Another problem that sometimes causes the controls to turn off, is the fuse blows on the air handlers control card due to some control circuit is pulling to much power and blows the fuse. If this is the case you will need an experienced techician to find the cause of overcurrent. It could be but not limited to solenoid coils on main contactor or reversiing valve. It could be a shorted control wire or shorting thermostat wire. Hope this helps.
The thermostat is the device that determines when the A/C unit starts up. It will require a 24v source (transformer most likely in the air handler) to provide power for the control. If the 24V is present, and the t-stat is calling for cooling, then there is probably a safety device preventing it from starting.
One such common safety device is a water level or "float" switch that detects water level in the pan under the air handler. These are most often found in homes that have the air handler in the attic space. Normally, these pans a dry or have a a few dropsof watrer in them. Condensate is created when warm, humid air is passed over a cold coil. It is collected and routed outside. If there is a problem getting the condensate down the drain pipe in the air handler, it will drip out of it onto the attic floor.
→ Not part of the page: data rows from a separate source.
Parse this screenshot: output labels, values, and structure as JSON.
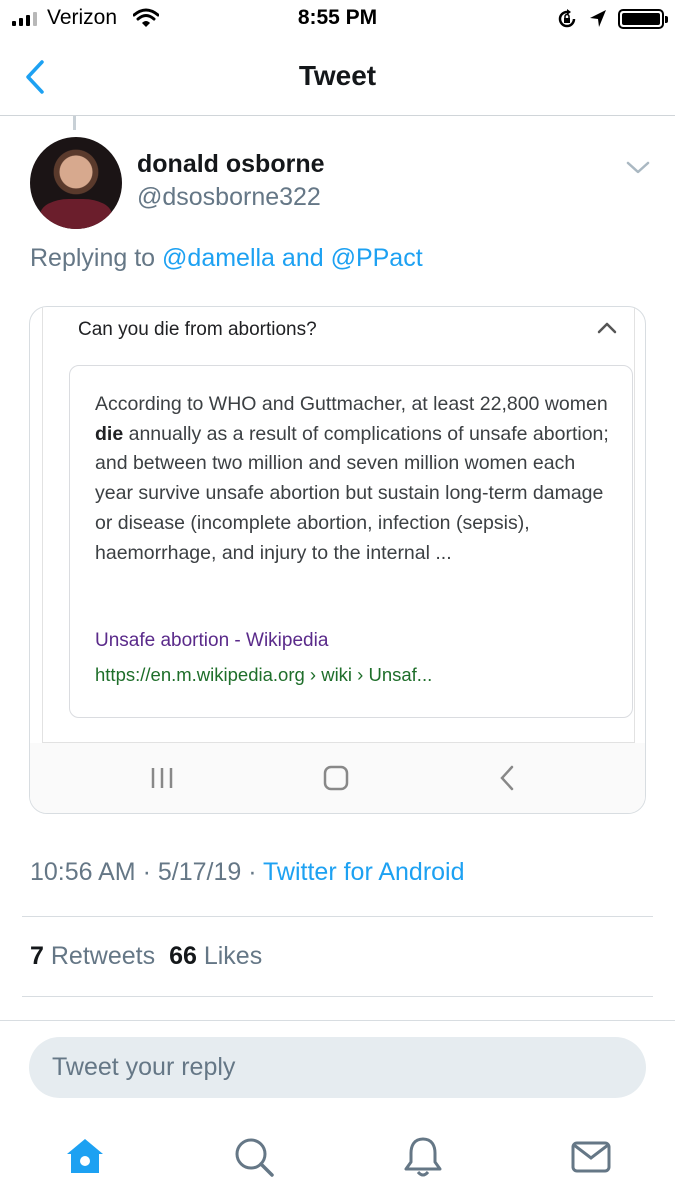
{
  "status_bar": {
    "carrier": "Verizon",
    "time": "8:55 PM",
    "icons": [
      "signal-icon",
      "wifi-icon",
      "rotation-lock-icon",
      "location-arrow-icon",
      "battery-icon"
    ]
  },
  "nav": {
    "title": "Tweet",
    "back_icon": "chevron-left-icon"
  },
  "tweet": {
    "author_name": "donald osborne",
    "author_handle": "@dsosborne322",
    "replying_prefix": "Replying to ",
    "replying_user_1": "@damella",
    "replying_and": " and ",
    "replying_user_2": "@PPact",
    "timestamp": "10:56 AM · 5/17/19 · ",
    "client": "Twitter for Android",
    "retweets_count": "7",
    "retweets_label": "Retweets",
    "likes_count": "66",
    "likes_label": "Likes"
  },
  "embedded_screenshot": {
    "question": "Can you die from abortions?",
    "snippet_before": "According to WHO and Guttmacher, at least 22,800 women ",
    "snippet_bold": "die",
    "snippet_after": " annually as a result of complications of unsafe abortion; and between two million and seven million women each year survive unsafe abortion but sustain long-term damage or disease (incomplete abortion, infection (sepsis), haemorrhage, and injury to the internal ...",
    "source_title": "Unsafe abortion - Wikipedia",
    "source_url": "https://en.m.wikipedia.org › wiki › Unsaf..."
  },
  "composer": {
    "placeholder": "Tweet your reply"
  },
  "tab_bar": {
    "tabs": [
      "home-icon",
      "search-icon",
      "notifications-icon",
      "messages-icon"
    ],
    "accent": "#1da1f2"
  }
}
This is why a shallow pan is installed under the air handler. The pan will collect the condensate and is piped outside and down to the ground. If the pipe has become clogged - preventing draining - the water would overflow the pan and ruin the ceiling in the space directly below. The float switch prevents the signal from the thermostat from turning on until the water has drained to a safe level.
Check the pan - if it is empty, the switch may have been distrubed and actuated - even though there is no water in the pan. Operated the switch to make sure it can move freely. There may be other safety devices inline like the float switch. You'll need to follow the circuit and find where it is being interrupted in order to make the repair / correction.
You need to find out if your drain has an out let outside and vacuum it out with a wet/dry vac. Otherwise you will have to cut the drain line inside and vacuum it out there, The ac supply houses sell a twist and turn clean-out tee that makes it easier to clean your drains.
Hi, here is the theory on the reset button on Air Conditioners. They reset via the breaker panel box in your house. Check that first before anything else. However if your unit is popping breakers, it is because the rating for the breaker is incorrect, or there is something that needs servicing usually in the outside unit called the condenser. That piece contains the compressor. A faulty compressor and pop the breaker. Or If the condenser fan that blows over the coils of the outside unit stops (common failure) The compressor will overheat and shut down. That may not trip the breaker but the house will get hot anyway. Usual action for this is to replace the condenser fan motor and starting capacitor. Make sure the speed rating and directional rotation for the replacement motor is the same as the motor removed. There are other reasons why the system won't come one fully. If the wall thermostat is digital and does nothing. including turning on the fan. There will be a small fuse located on the circuit board of the air handler (part of Air Conditioner mounted inside the house. It houses the circulation fan). That fuse could be blown. That one shuts down just about everything. On air handlers mounted up into the attic crawl space there is an overflow pan. This pan is mounted directly below the air handler. This pan can fill with water when the drain pain contained inside the air handler starts to overflow because the drain system to that is clogged. There is a "float switch" mounted in the overflow pan wired to the system in such as way as to shut down the entire AC system if that pan fills. The handling is to clear the obstruction in the Drip Pan inside the air handler. Then remove enough water from the overflow pan and the AC will run as though nothing has happened. If you have more questions, write to me on this site. One thing more. The capacitor alone in the Outside condenser unit can fail and that will stop the condenser completely if it is of a "split" design and used for both the compressor and fan. When replacing this unit alone, ALWAYS find the same specification part. I hope this helps, Have a Happy New Year, Mark
verymuch so it is clogged up , now open system treat drain pan with bleach ,blow out two lines if there are available but if theres only one treat that on ,then treat the coils clean an treat them after cleaning pour little bleach in the bottom of the pan
The overflow tray should be on the indoor air handler, just below the connection of the white PVC drain line. It will require a 5/16 or so nut driver to remove the panel to get to the pan. It may be clogged in the pan where the drain connects or any part of the drain that is attached to it. Do you have any compressed air?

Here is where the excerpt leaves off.